Ce fut Virgilia qui me donna des nouvelles de la volte-face de son mari. Un certain matin d'octobre, entre onze heures et midi, elle me parla de réunions, de conversations, d'un discours...
—De sorte que cette fois, te voilà baronne, interrompis-je.
Elle fit la moue en secouant la tête. Mais ce geste d'indifférence était démenti par quelque chose d'indéfinissable, par une expression de plaisir et d'espérance. Je ne sais trop pourquoi je m'imaginais que les lettres de noblesse pourraient la ramener à la vertu, non pas pour la vertu elle-même, mais par gratitude pour son mari. Car elle aimait cordialement la noblesse. Un des troubles les plus sérieux de notre intimité fut l'apparition d'un certain poseur de légation,—disons de la légation de Dalmatie—le comte B. V., qui lui fit la cour pendant trois mois. Ce noble authentique tourna la tête de Virgilia, qui d'ailleurs possédait la vocation diplomatique. Je ne sais trop ce que je serais devenu, sans la révolution de Dalmatie qui renversa le gouvernement et épura les ambassades. La révolution fut sanglante et formidable. Chaque malle d'Europe apportait des journaux qui transcrivaient les horreurs, comptaient les têtes coupées, jaugeaient le sang versé. Tout le monde frémissait d'horreur et de pitié. Moi, non. Je bénissais intérieurement cette tragédie, qui me tirait une épine du pied. Et puis, la Dalmatie est si loin.
[CII. REPOS]
Mais cet homme qui se réjouissait du départ d'un autre pratiqua quelque temps après... Non, je ne dirai rien pour l'instant; ce chapitre me reposera de mes ennuis. Une action grossière, basse, sans explication possible... je le répète, je ne conterai rien dans ce chapitre.
[CIII. DISTRACTION]
—Non, docteur, cela ne se fait pas; excusez ma franchise, mais cela ne se fait pas.

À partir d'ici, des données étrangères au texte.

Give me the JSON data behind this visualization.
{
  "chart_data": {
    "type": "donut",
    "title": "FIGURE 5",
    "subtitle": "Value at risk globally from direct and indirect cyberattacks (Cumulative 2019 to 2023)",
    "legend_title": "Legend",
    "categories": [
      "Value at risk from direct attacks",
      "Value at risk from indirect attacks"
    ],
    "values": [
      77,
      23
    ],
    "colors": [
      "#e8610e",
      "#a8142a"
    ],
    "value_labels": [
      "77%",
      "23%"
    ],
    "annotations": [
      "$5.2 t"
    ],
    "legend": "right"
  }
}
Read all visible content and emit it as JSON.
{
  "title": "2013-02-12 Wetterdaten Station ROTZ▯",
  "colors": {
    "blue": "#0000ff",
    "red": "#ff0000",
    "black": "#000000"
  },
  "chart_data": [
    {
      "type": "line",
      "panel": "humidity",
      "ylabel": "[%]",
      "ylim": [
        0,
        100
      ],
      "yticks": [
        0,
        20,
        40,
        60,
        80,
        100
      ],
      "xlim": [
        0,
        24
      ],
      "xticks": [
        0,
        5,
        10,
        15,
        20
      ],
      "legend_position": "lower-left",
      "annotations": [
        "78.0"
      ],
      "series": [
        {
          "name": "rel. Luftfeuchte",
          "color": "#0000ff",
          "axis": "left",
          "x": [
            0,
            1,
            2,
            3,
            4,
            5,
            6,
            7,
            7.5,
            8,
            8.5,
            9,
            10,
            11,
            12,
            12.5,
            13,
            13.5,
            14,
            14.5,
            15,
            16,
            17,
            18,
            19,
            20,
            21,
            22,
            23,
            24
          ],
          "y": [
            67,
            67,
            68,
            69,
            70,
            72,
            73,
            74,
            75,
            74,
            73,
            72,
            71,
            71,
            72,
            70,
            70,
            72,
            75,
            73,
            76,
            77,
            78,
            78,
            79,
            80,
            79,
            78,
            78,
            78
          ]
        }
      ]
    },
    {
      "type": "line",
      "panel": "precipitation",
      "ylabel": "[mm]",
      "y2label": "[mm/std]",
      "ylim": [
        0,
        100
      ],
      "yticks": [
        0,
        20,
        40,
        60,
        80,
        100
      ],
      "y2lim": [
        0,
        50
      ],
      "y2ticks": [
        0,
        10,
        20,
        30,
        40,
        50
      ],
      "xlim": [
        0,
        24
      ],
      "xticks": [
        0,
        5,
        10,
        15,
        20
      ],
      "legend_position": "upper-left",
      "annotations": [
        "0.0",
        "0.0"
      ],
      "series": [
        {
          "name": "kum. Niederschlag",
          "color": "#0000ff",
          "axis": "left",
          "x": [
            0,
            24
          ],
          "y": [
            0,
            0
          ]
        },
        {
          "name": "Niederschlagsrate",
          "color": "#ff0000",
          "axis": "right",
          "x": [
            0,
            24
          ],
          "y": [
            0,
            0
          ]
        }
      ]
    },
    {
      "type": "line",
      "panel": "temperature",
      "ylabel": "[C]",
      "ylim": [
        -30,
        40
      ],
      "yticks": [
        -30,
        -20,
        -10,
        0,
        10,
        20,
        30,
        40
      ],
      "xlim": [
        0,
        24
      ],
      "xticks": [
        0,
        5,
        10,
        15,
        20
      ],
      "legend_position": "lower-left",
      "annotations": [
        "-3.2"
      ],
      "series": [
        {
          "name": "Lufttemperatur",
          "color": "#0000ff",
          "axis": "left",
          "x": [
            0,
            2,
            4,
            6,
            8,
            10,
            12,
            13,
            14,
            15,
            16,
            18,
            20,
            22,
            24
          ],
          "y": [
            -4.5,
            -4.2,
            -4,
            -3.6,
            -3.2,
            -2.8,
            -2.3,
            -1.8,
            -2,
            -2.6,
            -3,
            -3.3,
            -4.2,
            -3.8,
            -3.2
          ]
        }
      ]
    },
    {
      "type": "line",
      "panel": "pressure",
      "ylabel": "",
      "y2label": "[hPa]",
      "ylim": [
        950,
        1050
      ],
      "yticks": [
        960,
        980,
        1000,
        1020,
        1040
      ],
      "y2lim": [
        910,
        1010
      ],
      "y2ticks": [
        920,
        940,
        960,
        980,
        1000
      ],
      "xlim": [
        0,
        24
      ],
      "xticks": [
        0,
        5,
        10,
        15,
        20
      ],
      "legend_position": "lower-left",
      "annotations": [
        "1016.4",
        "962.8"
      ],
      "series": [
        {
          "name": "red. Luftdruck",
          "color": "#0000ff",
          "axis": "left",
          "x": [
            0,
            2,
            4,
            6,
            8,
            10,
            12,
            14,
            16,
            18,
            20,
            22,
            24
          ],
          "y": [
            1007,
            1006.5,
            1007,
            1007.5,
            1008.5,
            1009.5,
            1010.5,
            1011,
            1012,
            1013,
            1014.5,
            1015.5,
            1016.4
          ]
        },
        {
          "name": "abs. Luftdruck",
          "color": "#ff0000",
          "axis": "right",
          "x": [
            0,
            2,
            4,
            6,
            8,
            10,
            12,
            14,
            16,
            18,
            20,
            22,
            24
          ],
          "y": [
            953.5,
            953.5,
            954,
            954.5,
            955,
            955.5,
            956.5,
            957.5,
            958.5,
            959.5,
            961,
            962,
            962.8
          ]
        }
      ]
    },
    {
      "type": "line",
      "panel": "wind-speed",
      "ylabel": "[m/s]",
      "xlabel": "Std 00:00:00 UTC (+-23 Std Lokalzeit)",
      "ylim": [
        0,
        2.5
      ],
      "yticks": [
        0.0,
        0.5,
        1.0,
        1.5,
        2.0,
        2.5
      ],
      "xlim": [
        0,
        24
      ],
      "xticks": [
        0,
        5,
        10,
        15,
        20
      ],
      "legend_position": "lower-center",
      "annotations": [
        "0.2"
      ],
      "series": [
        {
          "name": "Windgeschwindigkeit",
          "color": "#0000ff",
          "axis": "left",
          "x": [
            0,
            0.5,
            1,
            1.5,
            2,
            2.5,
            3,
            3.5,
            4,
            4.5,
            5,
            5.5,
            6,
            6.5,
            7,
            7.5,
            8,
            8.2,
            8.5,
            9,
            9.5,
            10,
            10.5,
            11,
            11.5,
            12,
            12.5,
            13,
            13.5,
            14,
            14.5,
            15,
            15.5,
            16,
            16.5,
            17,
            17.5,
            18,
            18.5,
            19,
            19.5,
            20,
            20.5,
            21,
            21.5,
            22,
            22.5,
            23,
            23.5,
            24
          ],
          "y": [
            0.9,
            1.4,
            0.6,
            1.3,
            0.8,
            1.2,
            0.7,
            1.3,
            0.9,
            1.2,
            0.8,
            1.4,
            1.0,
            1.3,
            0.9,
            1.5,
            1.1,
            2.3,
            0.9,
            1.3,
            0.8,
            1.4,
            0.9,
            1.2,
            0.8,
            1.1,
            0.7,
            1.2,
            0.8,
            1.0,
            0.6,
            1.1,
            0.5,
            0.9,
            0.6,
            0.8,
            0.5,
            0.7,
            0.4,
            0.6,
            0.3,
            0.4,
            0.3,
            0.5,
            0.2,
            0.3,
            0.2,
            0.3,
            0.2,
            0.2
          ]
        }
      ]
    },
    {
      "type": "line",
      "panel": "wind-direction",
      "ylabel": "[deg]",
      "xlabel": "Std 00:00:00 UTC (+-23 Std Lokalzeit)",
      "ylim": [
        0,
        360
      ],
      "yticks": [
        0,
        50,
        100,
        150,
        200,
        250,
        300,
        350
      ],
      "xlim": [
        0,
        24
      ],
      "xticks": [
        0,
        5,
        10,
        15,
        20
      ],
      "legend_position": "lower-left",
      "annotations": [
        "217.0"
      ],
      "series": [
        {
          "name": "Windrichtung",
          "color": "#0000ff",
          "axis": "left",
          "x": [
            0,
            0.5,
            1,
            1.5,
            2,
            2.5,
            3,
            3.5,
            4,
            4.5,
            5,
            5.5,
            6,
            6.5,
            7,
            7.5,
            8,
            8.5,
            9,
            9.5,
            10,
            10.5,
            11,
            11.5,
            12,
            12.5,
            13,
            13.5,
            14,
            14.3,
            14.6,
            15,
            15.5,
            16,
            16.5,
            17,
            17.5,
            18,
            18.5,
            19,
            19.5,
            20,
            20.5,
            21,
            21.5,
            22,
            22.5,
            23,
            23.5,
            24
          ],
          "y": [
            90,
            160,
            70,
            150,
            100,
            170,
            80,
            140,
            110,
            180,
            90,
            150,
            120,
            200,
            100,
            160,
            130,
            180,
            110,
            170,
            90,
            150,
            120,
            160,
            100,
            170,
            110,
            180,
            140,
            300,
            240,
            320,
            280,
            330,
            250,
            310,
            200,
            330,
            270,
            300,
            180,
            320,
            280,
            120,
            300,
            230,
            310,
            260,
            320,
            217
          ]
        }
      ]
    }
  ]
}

Combien elle avait raison, cette Dona Placida. Quel est l'homme bien élevé qui arrive au rendez-vous de la dame de ses pensées avec une heure de retard? J'entrai tout essoufflé. Virgilia était déjà partie. Dona Placida me conta qu'après avoir longtemps attendu, elle s'était irritée, qu'elle avait pleuré, qu'elle s'était promis de ne plus penser à moi, et un tas d'autres choses que notre hôtesse répétait avec des larmes dans la voix, en me suppliant de ne pas abandonner Yaya, ce qui serait vraiment trop injuste; car elle m'avait tout sacrifié. Je lui expliquai alors qu'un malentendu... Et ce n'en était pas un; il s'agissait tout simplement d'une distraction de ma part, causée par un bon mot, une anecdote, une conversation, n'importe quoi; une simple distraction.